Юлия слушала меня молча, всё больше наливаясь гневом.
Прежде я читал у Энния Квинта о женской натуре, дескать, когда ты хочешь, они не хотят, когда же ты не хочешь, их охватывает страстное желание. Публий Сир утверждал, что женщина любит или ненавидит: третьего у неё нет. У Горация почерпнул я мысль, что неистовствовать свойственно женщинам. Но одно дело – книжные премудрости, и совсем другое – разъярённая женщина рядом!
Лицо Юлии покрылась пунцовыми пятнами. Она стала похожа на дикую кошку, которая вот-вот кинется на меня.
– Как я ненавижу тебя, отца, мужа, вас всех! – зло прошипела она.
В этот момент в двери дома забарабанили. Раздались грубые голоса:
– Немедленно отворите!
– Откройте, именем Цезаря!
– Я, помощник префекта претория, требую немедленно открыть дверь!

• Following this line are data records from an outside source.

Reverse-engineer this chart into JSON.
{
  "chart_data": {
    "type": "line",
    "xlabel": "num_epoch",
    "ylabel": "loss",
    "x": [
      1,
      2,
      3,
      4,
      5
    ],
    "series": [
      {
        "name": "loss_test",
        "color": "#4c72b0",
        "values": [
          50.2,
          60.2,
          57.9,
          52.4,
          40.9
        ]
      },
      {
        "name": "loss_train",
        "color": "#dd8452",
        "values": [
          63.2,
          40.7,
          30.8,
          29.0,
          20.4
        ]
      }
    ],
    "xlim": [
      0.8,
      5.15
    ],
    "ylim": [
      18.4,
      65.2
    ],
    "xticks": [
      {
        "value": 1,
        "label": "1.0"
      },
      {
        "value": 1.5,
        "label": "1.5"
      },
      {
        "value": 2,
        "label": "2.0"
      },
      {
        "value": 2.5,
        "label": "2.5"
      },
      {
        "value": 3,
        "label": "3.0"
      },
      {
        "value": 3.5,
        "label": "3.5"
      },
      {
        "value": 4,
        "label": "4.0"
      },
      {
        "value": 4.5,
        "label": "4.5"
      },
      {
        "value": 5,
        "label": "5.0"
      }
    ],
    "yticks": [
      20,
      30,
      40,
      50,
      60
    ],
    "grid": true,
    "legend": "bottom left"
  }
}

– Прошу тебя, Юлия, прикрой свою наготу, – взмолился я и распахнул дверь.
На пороге стоял помощник префекта личной гвардии Цезаря Валерий Легур. Из-за его спины выглядывала вольноотпущенница Юлии, у входа в дом толпилось с десяток преторианцев в полной амуниции.
– Где госпожа, что с ней? – не удостоив меня приветствием, сурово спросил Валерий Легур.
Я не успел ничего ответить, как из-за моей спины вышагнула вперёд Юлия. Руками она придерживала порванную на груди столу. Волосы были растрёпаны, лицо раскраснелось, а глаза метали молнии, точно так же, как у её отца, когда он был в гневе.
– Арестуйте его, – указав на меня, приказала она Легуру. – Этот человек пытался силой овладеть мной!
5
Знаменитая Мамертинская тюрьма, которая так страшила моё воображение, при близком знакомстве оказалась вовсе не такой мрачной, как представлялось. Хотя всё, что пристало темнице, здесь присутствовало: засовы на дверях, решётки на крохотном, почти не пропускающем свет оконце, низкие, сочащиеся влагой своды, затхлый запах, гнилые отбросы вместо пищи…
Узилище, куда меня бросили, по счастью, пустовало. Добровольное затворничество под крышей своего дома сменилось на невольное одиночество в каменном склепе. Но размышлять о сущем и вечном мне по-прежнему никто не мешал.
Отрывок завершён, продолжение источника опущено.